Мне повезло. В том купе, продолжением которого служили наши боковые полки, не спал старик, занимающий нижнее место. Он сидел у столика, о чём-то думая, и приветливо кивнул мне, приглашая присесть на его постель. Он был бородат, длинные волосы его, чёрные с сединой, были стянуты сзади в пучок. Держался он просто, но словно выпадал из обыденности и поездного сумбура – то ли светлым лицом своим, то ли неторопливой размеренностью движений. Когда я спросил его, не священник ли он, сомнений у меня почти не было.
Звали его отец Илия. Это был первый батюшка, с которым мне привелось общаться. Служил он в глухом провинциальном приходе, но в завязавшейся беседе нашей роль провинциала выпала на мою долю. О вере, впрочем, мы не говорили вовсе. Говорили об отце моём, к которому я ехал, о других трудных человеческих судьбах. Говорили о доброте и злобе, о том, как жить по-настоящему среди всяческих к этому помех. О многом говорили, хотя вроде бы о чём-то одном. Так до конца и не договорили. Я записал его адрес, и несколько лет ещё длился в редких письмах наш разговор, пока не перестали приходить аккуратно исписанные батюшкой ответные листочки, и я понял с печалью, в чём причина.
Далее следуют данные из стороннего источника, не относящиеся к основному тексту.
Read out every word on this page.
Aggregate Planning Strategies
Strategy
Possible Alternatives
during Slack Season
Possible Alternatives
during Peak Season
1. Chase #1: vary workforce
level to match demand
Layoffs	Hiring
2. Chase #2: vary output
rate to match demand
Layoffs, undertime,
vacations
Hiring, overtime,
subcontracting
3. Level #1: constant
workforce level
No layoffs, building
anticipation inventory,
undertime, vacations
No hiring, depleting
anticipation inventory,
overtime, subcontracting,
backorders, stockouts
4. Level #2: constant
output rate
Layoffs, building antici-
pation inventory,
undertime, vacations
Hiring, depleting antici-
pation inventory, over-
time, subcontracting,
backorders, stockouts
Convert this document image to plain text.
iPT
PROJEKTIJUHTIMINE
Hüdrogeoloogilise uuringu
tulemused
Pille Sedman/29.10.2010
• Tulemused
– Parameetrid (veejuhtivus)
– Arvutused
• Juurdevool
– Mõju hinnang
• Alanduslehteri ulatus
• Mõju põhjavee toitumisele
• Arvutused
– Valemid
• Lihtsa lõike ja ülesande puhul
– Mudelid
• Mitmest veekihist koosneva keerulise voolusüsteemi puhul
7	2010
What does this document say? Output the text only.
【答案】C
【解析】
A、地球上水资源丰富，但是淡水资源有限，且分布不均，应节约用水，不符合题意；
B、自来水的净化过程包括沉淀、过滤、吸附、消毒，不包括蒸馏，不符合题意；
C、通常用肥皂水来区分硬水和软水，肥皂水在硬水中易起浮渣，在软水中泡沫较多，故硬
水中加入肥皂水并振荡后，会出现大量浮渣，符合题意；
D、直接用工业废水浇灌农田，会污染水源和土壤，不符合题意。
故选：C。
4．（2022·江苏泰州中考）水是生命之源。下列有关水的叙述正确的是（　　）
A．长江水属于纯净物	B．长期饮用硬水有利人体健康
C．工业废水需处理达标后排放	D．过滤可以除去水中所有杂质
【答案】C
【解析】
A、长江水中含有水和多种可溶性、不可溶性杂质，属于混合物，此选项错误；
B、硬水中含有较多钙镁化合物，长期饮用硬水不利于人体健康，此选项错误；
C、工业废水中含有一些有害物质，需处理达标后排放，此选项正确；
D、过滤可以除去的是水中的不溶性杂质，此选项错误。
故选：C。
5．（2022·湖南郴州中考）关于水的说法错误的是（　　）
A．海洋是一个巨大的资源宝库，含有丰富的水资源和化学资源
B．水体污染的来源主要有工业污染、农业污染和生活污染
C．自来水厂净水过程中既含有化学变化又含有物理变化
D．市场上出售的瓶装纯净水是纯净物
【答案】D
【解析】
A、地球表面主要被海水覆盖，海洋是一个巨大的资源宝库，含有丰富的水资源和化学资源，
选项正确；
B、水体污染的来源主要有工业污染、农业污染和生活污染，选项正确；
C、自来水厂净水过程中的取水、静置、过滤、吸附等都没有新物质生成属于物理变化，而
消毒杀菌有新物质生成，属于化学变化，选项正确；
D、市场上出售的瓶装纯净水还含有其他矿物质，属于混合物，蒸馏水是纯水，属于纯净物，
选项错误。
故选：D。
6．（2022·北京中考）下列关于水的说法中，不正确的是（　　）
Куда, откуда мчался наш поезд в эти часы? По какой стране, по какой эпохе? С удивлением я обвёл взглядом наш усталый вагон с тлеющими вполнакала лампочками в проходе, когда батюшка предложил соснуть нам в остаток ночи. Каждое лицо в полутьме казалось значительным и загадочным. Человеческие судьбы окружали меня и неслись – попутчики – в нашем общем поезде, в нашем общем вагоне.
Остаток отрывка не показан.